Pension payments
Pension payments from a pension can be made in several forms such as income from an annuity or as a lump sum through triviality.
Tax Free Cash
When you first take benefits from your pension, one of the pension payments that you can receive is a single payment of up to 25% of your fund as a tax free cash lump sum. This lump sum does not affect your tax position and you may use it however you wish.
You don’t have to take all your tax free cash in one pension payment, instead you may split it out into several pension payments whereby you receive a set percentage such as 5% of the pension fund each time until you use up the full 25% entitlement.
Triviality
Another lump sum option you may take as a pension payments is that of triviality. Triviality allows anyone who has a very small pension pot (of all your pensions added together) to take their entire fund/s as a pension payments lump sum. 25% of this fund will be provided as a tax free amount and the residual amount will then be subject to your relevant tax threshold.
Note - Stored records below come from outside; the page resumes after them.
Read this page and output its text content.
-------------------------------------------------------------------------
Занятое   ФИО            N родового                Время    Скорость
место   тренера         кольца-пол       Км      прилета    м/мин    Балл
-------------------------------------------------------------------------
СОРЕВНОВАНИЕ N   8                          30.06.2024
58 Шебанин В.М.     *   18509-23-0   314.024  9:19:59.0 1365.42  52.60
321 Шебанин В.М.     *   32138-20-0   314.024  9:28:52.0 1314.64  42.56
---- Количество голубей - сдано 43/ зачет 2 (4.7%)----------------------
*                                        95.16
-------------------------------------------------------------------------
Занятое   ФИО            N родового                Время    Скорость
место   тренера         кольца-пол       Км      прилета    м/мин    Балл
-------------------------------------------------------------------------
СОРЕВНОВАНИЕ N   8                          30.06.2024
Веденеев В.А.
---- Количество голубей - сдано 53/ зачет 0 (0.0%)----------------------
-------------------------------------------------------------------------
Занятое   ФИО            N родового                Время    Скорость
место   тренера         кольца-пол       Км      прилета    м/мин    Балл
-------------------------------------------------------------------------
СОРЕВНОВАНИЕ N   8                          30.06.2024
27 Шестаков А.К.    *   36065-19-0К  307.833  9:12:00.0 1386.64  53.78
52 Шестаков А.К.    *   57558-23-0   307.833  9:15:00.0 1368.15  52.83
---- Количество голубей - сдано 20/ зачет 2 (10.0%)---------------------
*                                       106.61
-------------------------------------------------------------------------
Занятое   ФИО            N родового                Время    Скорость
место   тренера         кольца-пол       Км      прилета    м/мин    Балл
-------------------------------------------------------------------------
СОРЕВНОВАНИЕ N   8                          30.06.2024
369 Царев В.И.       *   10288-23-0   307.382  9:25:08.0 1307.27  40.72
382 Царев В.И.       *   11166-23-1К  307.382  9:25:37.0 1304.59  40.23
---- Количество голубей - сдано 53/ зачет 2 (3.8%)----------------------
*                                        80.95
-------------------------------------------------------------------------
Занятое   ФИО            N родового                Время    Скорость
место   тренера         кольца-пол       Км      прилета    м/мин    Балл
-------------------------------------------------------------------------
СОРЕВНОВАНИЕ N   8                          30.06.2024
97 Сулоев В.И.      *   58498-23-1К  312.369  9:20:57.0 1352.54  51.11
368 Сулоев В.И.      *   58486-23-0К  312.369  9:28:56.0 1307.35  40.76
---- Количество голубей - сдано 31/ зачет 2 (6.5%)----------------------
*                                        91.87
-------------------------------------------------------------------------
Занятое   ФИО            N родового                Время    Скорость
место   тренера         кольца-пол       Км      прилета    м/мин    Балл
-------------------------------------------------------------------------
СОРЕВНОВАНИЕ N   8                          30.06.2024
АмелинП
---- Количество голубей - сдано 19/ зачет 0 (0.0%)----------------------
With triviality pension payments you have to be aged 60 or older and must not have taken any previous pension benefits or pension payments in order to qualify.
Annuity
The most common type of pension payments is that of annuity payment. Annuities are designed to provide you with a guaranteed income for life. When you come to your retirement age you can use your pension fund to purchase an annuity from an insurance company who will then make regular pension payments to you for the rest of your life.
Annuity pension payments can be paid in whatever manner best suits you such as monthly, bi-monthly, half yearly or yearly for example. The pension payments you receive from an annuity are designed to pay out for life and can only increase in amount if you select an appropriate growth option such as RPI escalation, but this will significantly reduce your initial pension payments from the annuity.
Income Drawdown
Income drawdown is an increasingly popular  alternative to an annuity as a source for pension payments in your retirement, especially now that there is no upper age limit for when an annuity must be purchased.
Income drawdown allows you to take pension payments directly from your pension fund rather than selling it to purchase an annuity. As such the pension payments you receive can be altered by you to meet your requirements at the time, and you can pass on your fund to your beneficiaries when you die.
However, without proper management it is also possible for you to use up all of your pension fund amount before your need for pension payments ceases.
Note: The above is based on our understanding of current legislation and tax rules and are subject to change by the government. Tax reliefs referred to are those currently applying. Please note the value of investments can go down in value as well as up and you may get back less than you invest.